On the pernicious topic of International WWE Network Growth

It's natural to be a skeptic.

When you're evaluating a business, it's important to collect enough evidence that you can explore several possible explanations. Still, you've also got to be willing to wade through the murk and look for Occam's Razor.

Covering the launch and growth of the WWE Network has been an exciting and interesting journey.  From the start, it was clear that the venture was going to be expensive proposition. There was a lot of risk involved because WWE was cannibalizing a profitable stream of revenue for a very uncertain future.

What do we know?

We know that when the service launched, several hundred thousand people signed up, at least to try a free week. We know that the on 3/31/14, there was about 495,000 WWE Network subscribers and a week later it had grown by nearly 35%. For Wrestlemania,  WWE announced 667,287 WWE Network subscribers. We know that the service is not technically available in Canada or Internationally, but we've heard many anecdotal reports that hardcore fans are still able to access the WWE Network. We know that since the WWE Network has launched, we've seen the non-US portion of PPV buys (which was worth more than $16M last year), significantly drop since the WWE Network launched.

We could be seeing a drop in WWE popularity (after all, Rock wasn't wrestling on this Wrestlemania and Brock didn't compete on this year's Extreme Rules) and WWE attendance numbers continue to stagnant and fall.
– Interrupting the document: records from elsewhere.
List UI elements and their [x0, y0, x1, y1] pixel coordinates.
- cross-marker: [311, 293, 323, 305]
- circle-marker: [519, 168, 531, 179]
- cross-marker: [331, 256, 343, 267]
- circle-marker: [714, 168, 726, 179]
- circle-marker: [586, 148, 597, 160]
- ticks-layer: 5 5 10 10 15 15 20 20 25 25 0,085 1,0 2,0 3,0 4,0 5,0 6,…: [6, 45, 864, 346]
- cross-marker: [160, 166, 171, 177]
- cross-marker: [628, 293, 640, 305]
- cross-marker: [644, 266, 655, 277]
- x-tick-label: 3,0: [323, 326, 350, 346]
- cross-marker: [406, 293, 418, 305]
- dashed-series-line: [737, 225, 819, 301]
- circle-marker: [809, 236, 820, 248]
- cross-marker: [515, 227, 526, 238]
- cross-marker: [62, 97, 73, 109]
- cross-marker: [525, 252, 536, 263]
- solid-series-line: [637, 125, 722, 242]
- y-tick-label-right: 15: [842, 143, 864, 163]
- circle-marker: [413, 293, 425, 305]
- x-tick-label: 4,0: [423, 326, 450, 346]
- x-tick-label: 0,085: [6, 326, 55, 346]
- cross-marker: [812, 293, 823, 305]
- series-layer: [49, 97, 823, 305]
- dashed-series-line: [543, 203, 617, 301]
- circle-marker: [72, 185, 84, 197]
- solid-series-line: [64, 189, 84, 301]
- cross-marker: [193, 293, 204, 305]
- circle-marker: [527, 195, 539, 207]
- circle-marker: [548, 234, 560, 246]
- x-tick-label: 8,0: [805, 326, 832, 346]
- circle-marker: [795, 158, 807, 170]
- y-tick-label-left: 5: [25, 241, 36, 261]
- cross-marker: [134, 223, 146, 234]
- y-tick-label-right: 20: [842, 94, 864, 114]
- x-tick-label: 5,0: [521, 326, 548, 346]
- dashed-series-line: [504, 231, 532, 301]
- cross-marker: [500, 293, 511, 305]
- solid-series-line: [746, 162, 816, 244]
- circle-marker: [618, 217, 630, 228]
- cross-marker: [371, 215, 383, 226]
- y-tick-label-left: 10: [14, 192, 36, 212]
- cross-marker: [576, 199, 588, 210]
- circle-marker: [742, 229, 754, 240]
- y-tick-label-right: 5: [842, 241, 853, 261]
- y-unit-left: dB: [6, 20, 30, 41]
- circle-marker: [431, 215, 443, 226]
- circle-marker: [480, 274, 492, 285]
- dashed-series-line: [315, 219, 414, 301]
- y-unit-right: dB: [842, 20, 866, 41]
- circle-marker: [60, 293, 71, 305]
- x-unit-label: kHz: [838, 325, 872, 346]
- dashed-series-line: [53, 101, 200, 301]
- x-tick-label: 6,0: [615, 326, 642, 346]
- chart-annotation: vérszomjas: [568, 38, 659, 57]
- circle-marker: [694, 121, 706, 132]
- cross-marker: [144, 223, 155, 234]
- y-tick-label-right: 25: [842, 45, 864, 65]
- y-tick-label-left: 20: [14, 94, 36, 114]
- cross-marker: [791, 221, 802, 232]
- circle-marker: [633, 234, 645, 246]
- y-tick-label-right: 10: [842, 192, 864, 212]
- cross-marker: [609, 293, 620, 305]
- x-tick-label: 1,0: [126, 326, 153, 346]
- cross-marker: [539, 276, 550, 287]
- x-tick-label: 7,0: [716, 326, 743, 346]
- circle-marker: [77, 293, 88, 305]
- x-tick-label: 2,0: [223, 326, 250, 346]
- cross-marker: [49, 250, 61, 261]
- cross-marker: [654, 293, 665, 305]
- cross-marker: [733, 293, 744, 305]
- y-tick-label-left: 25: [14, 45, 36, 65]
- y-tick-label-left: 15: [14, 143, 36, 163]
We could be seeing a rise in WWE PPV piracy. Or we could just be seeing people naturally migrating to a cheaper technological solution.

It seems surprising that both the survey done by the Wrestling Observer website and the informal survey that we did on launch day revealed between 15%-20% of the WWE Network users indicating they lived outside of the US. It seems surprising that both the estimate I calculated and the estimate that Dave Meltzer calculated looking at the drop in non-US Wrestlemania buys suggested that between 15%-20% of WWE Network subscribers were from outside of the US. When I see the same information coming up again and again from different analysts, I start to believe there's something there.
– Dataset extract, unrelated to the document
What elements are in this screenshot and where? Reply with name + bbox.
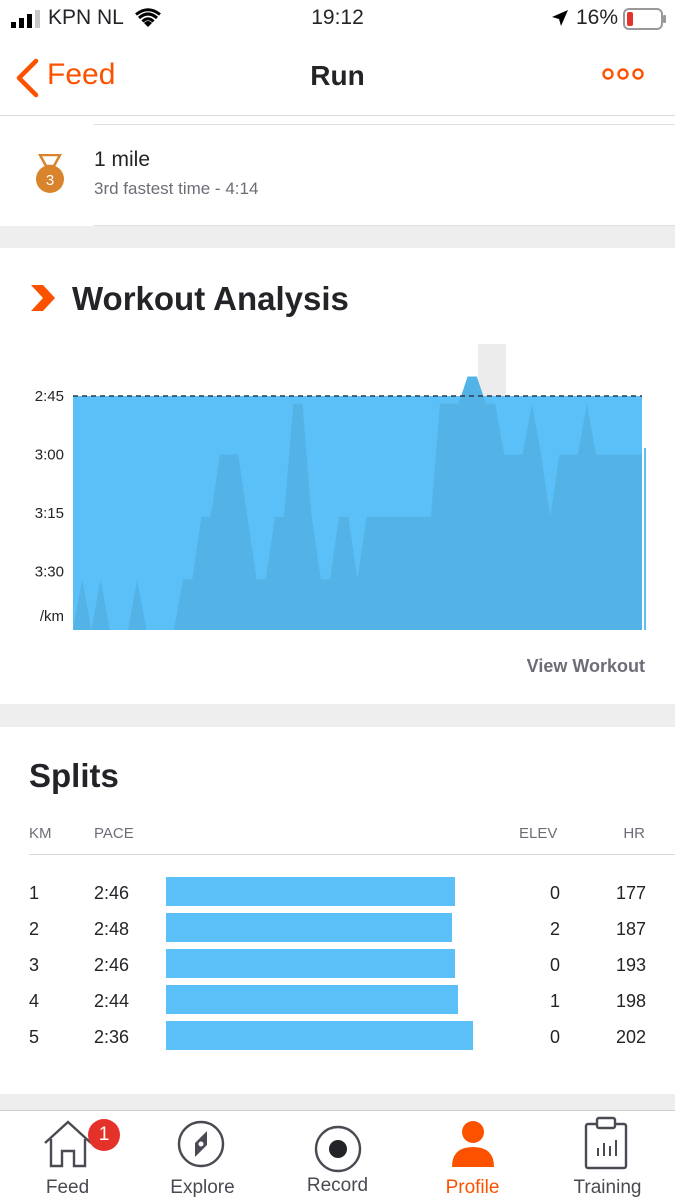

Still, I encourage everyone to go back and re-read what WWE expected to happen with their Network.  In particular you'll notice that Phase I international countries were only ever estimated at a quarter of the size of the US market. Even in their wildest predictions, WWE never believed that International Growth was going to be a financial panacea for the WWE Network. It was, at best, a pleasant companion to what was supposed to be a strong domestic foundation.